Thursday 18:00 UTCVersatility and Functionality of ApacheDrill
Misha Isran, Monty Rahman
One of the largest contributing factors to Apache Drill’s success is it’s open-source SQL query engine. Apache Drill possessing an open-source framework allows its community base the ability to continually improve and advance the software to adapt to the constantly evolving data science needs via UDFs (User-Defined Functions). The two clearest examples that come to mind are from our own experience here at Datadistillr where phone numbers and Geo Information System (GIS) functions proved to be of high value. In the case of GIS, we utilized the ST_Point and ST_Distance functions to identify the longitude and latitude coordinates of the International Space Station, convert these into a ST_Point, and return animal-focused charities within a defined radius.
In another instance, when presented with the task of conducting data analytics on a dataset requiring the information to be fused with external sources, new UDFs had to be created to complete the task of standardizing the format of messy, phone numbers data.
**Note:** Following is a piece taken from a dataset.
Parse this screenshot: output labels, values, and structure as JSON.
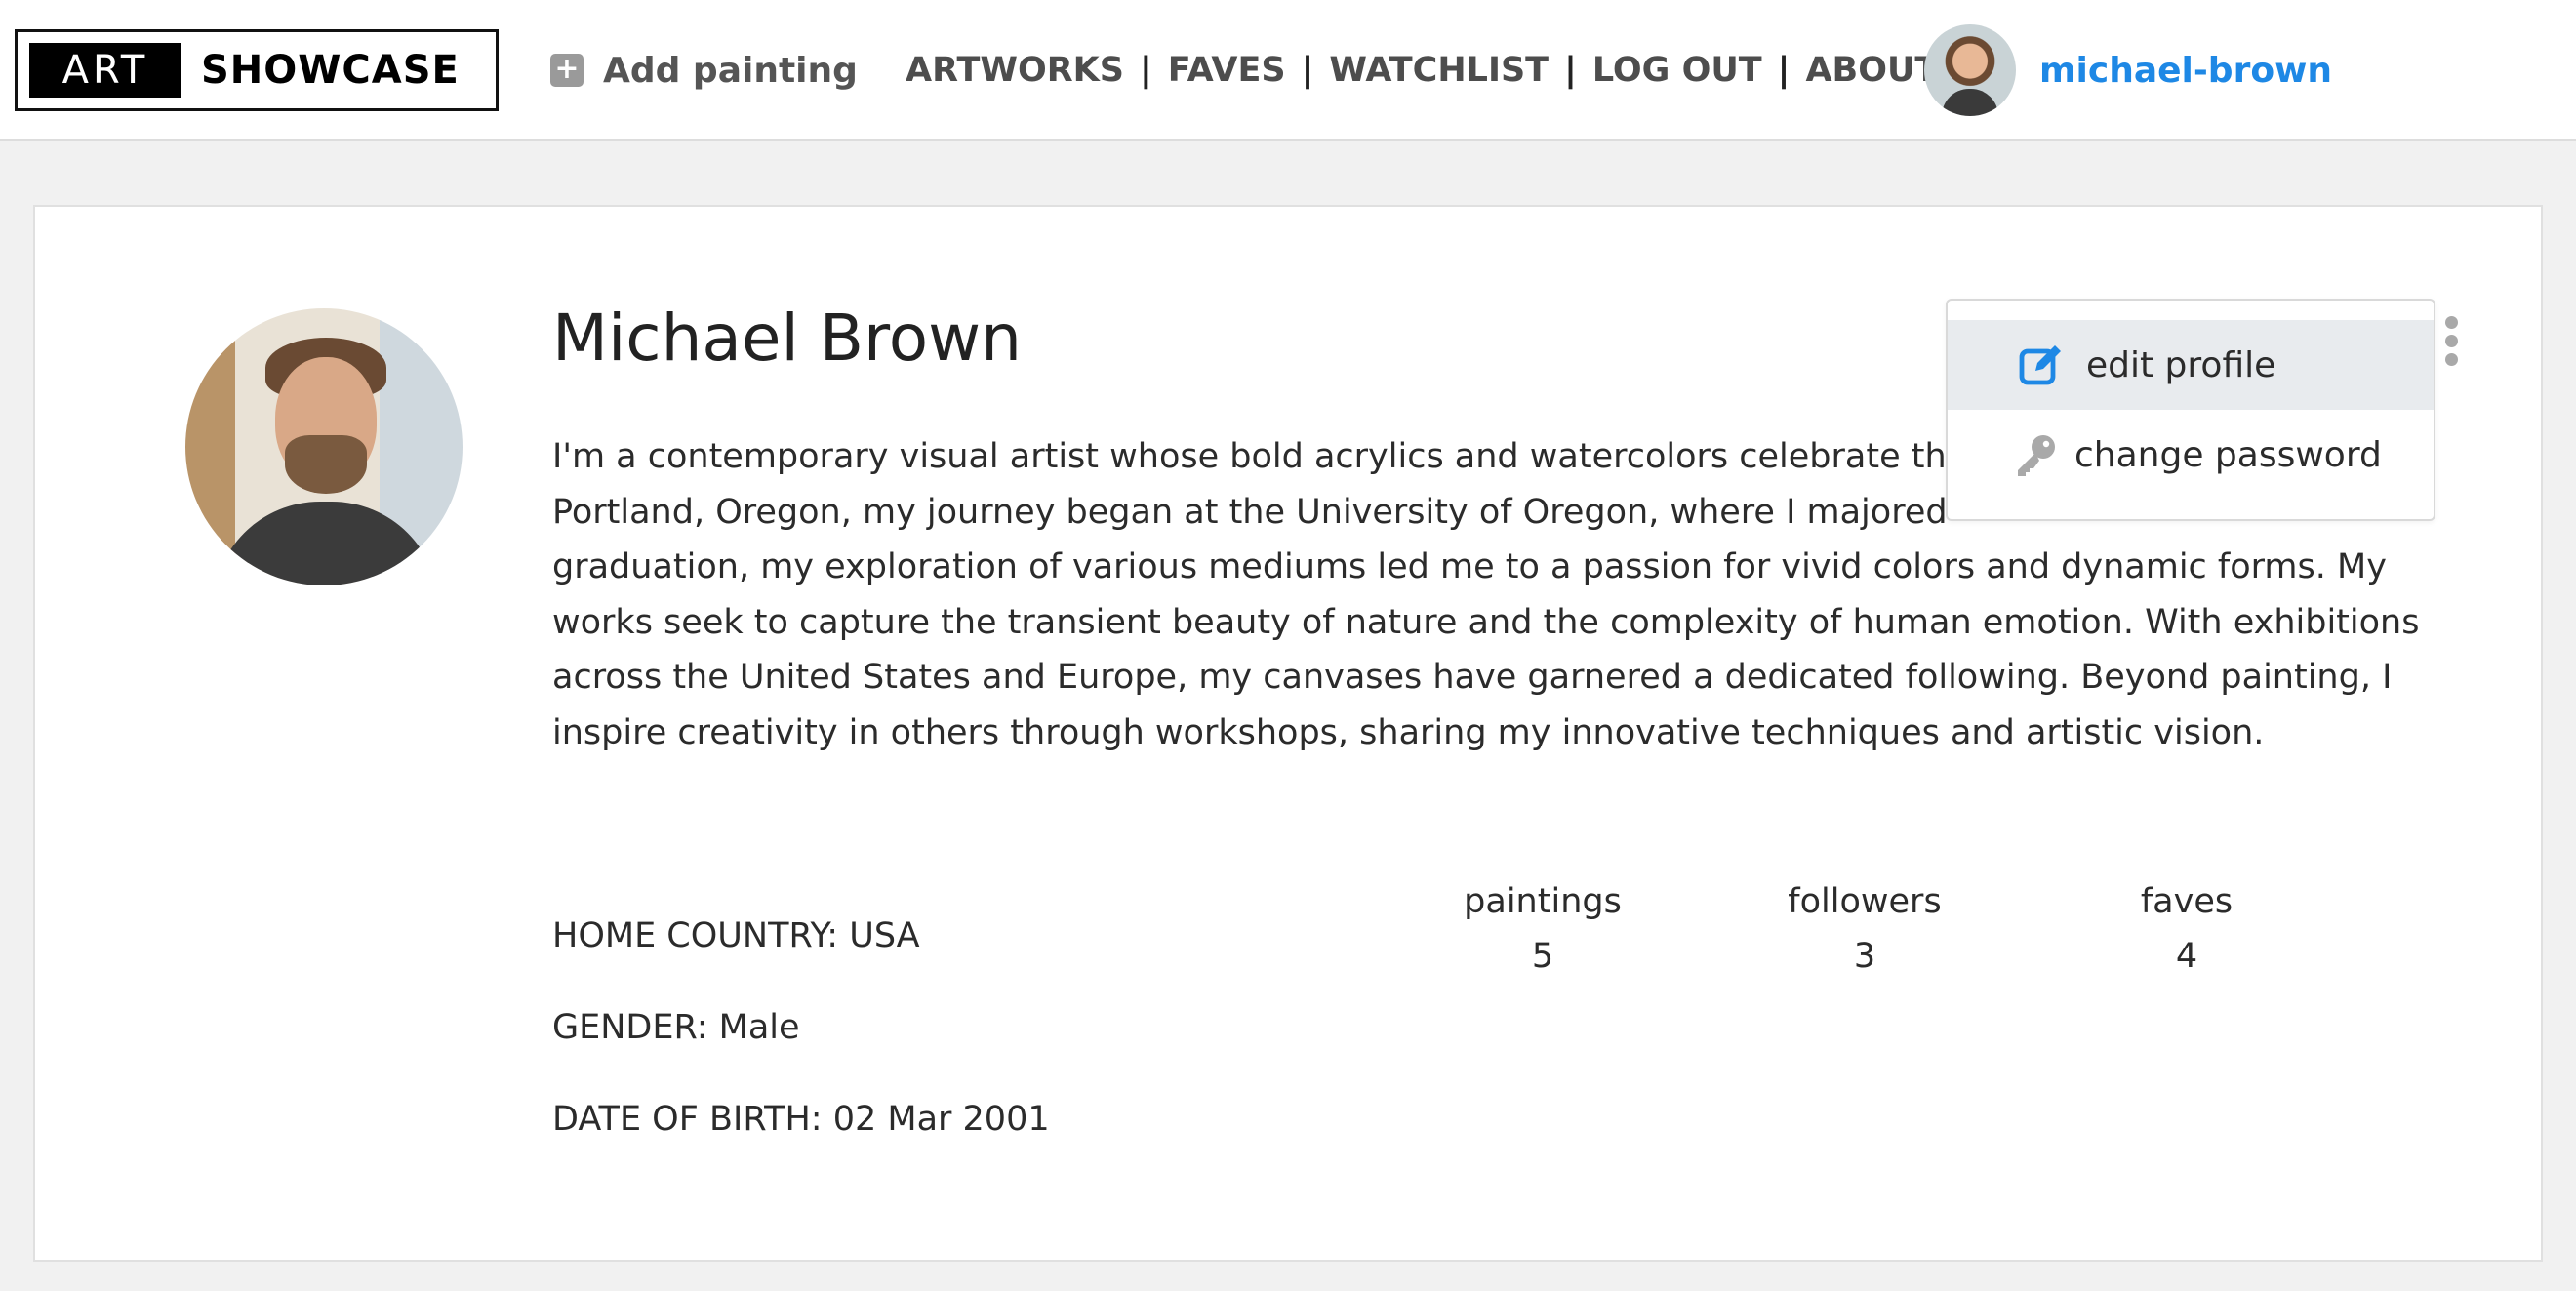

If given the opportunity to speak at ApacheCon we will share how we moved forward towards our finish line of creating a machine learning model that all began with Apache Drill. We will discuss the problems that Apache Drill may solve for its users, the actions that users may take to achieve similar results, and the concepts and science behind the software.
Misha Isran:
Misha is currently working at Datadistillr as an Associate Data Scientist. She has a background in business strategy and data analytics with a focus on python, SQL, Relational Database Management Systems, modeling and machine learning. She is currently pursuing a Masters in Data Science from UMBC and has an MBA from Johns Hopkins University.
Monty Rahman:
Currently working at Datadistillr as an Associate Data Scientist. Completed projects focusing on Chicago crime statistics in relation to geographical coordinates within the city. Focus in python, SQL, Relational Database Management Systems, modeling and machine learning. Pursuing a Masters in Data Science from University of Maryland Baltimore County.